Brazilian Foreign Minister, Celso Amorim, said it would be an "unfortunate" gesture if the United States excluded Brazil from the General System of Preferences which benefits exports of developing countries.
Earlier this month, the United States said it would review the GSP which allowed US$ 26.7 billion in imports from eligible developing countries in 2005. Among countries targeted to be withdrawn from the list are 13 developing economies including Brazil, Argentina and Venezuela, as well as India and Russia.
U.S. Trade Representative Susan Schwab has called for the first review of the program in 20 years, which expires next December 31 and could determine if some advanced developing countries should "graduate" out of the favored trading status.
Comments are due by September 5. "It would be unfortunate" Amorim told journalists. "It’s a gesture that would be difficult to understand at a time when we are trying to strengthen cooperation. But I hope it doesn’t happen."
United States announced it will review trade preferences following the suspension of the World Trade Organization, WTO, Doha Round talks earlier this month. Many US congressmen blamed the failure on the reluctance of large developing nations like Brazil and India to open their economies further.
Amorim described the US announcement "a poorly aimed pressure tactic" and said developing nations like Brazil "are not part of the problem but rather the solution" to successful WTO negotiations.

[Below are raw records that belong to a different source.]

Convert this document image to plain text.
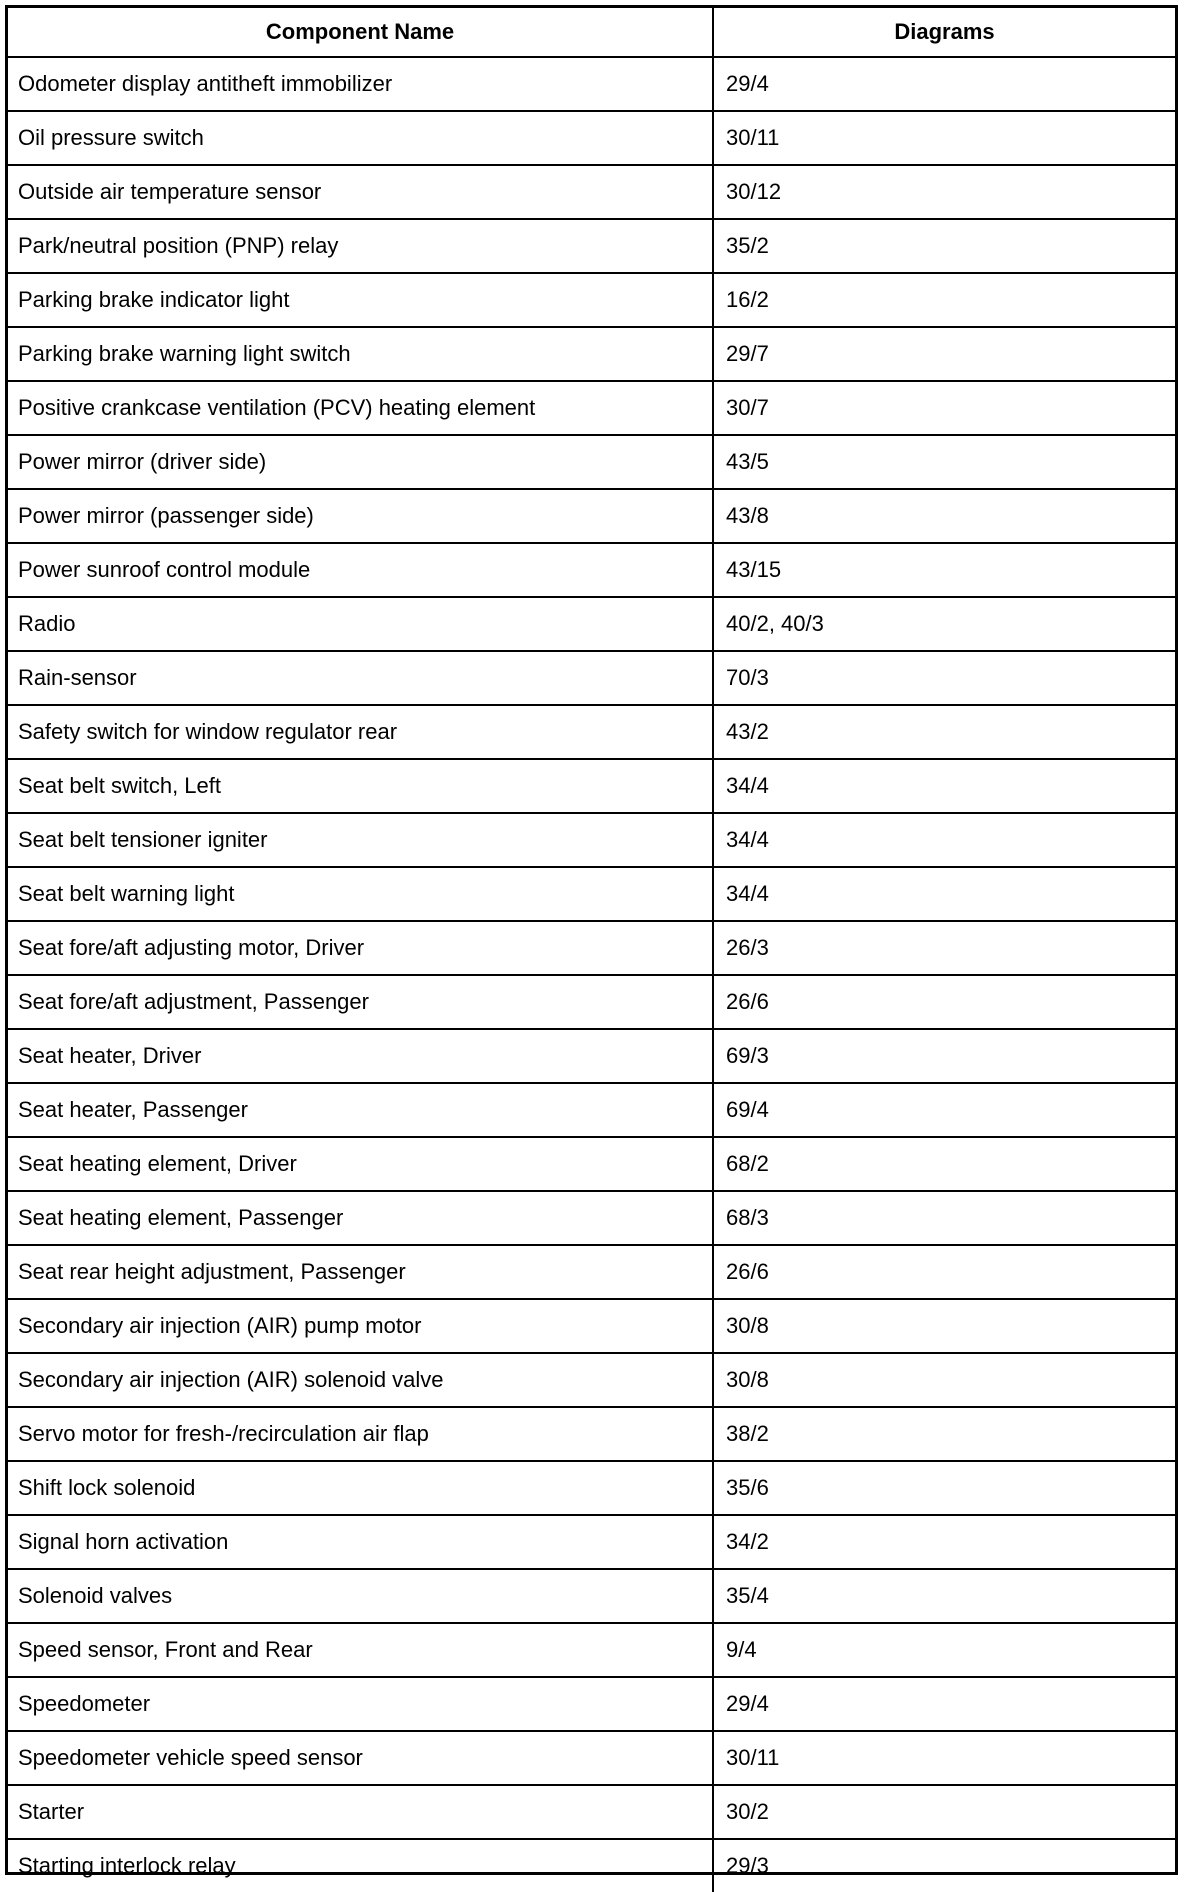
Component Name	Diagrams
Odometer display antitheft immobilizer	29/4
Oil pressure switch	30/11
Outside air temperature sensor	30/12
Park/neutral position (PNP) relay	35/2
Parking brake indicator light	16/2
Parking brake warning light switch	29/7
Positive crankcase ventilation (PCV) heating element	30/7
Power mirror (driver side)	43/5
Power mirror (passenger side)	43/8
Power sunroof control module	43/15
Radio	40/2, 40/3
Rain-sensor	70/3
Safety switch for window regulator rear	43/2
Seat belt switch, Left	34/4
Seat belt tensioner igniter	34/4
Seat belt warning light	34/4
Seat fore/aft adjusting motor, Driver	26/3
Seat fore/aft adjustment, Passenger	26/6
Seat heater, Driver	69/3
Seat heater, Passenger	69/4
Seat heating element, Driver	68/2
Seat heating element, Passenger	68/3
Seat rear height adjustment, Passenger	26/6
Secondary air injection (AIR) pump motor	30/8
Secondary air injection (AIR) solenoid valve	30/8
Servo motor for fresh-/recirculation air flap	38/2
Shift lock solenoid	35/6
Signal horn activation	34/2
Solenoid valves	35/4
Speed sensor, Front and Rear	9/4
Speedometer	29/4
Speedometer vehicle speed sensor	30/11
Starter	30/2
Starting interlock relay	29/3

He went on to call the move if it finally becomes effective "inefficient, unjust and counterproductive."
Brazil would lose and estimated 300 to 400 million US dollars in annual exports if the GSP trade benefits are cancelled, according to the American Chamber of Commerce in Sao Paulo. GSP programme waives import tariffs on 3,400 Brazilian products. Last year Brazil exported 24.4 billion US dollars to United States and 3.6 billion came from products covered by the GSP programme.
The 32-year-old GSP programme waives import duties on thousands of products from 133 developing countries and expires at the end of the year unless renewed by Congress.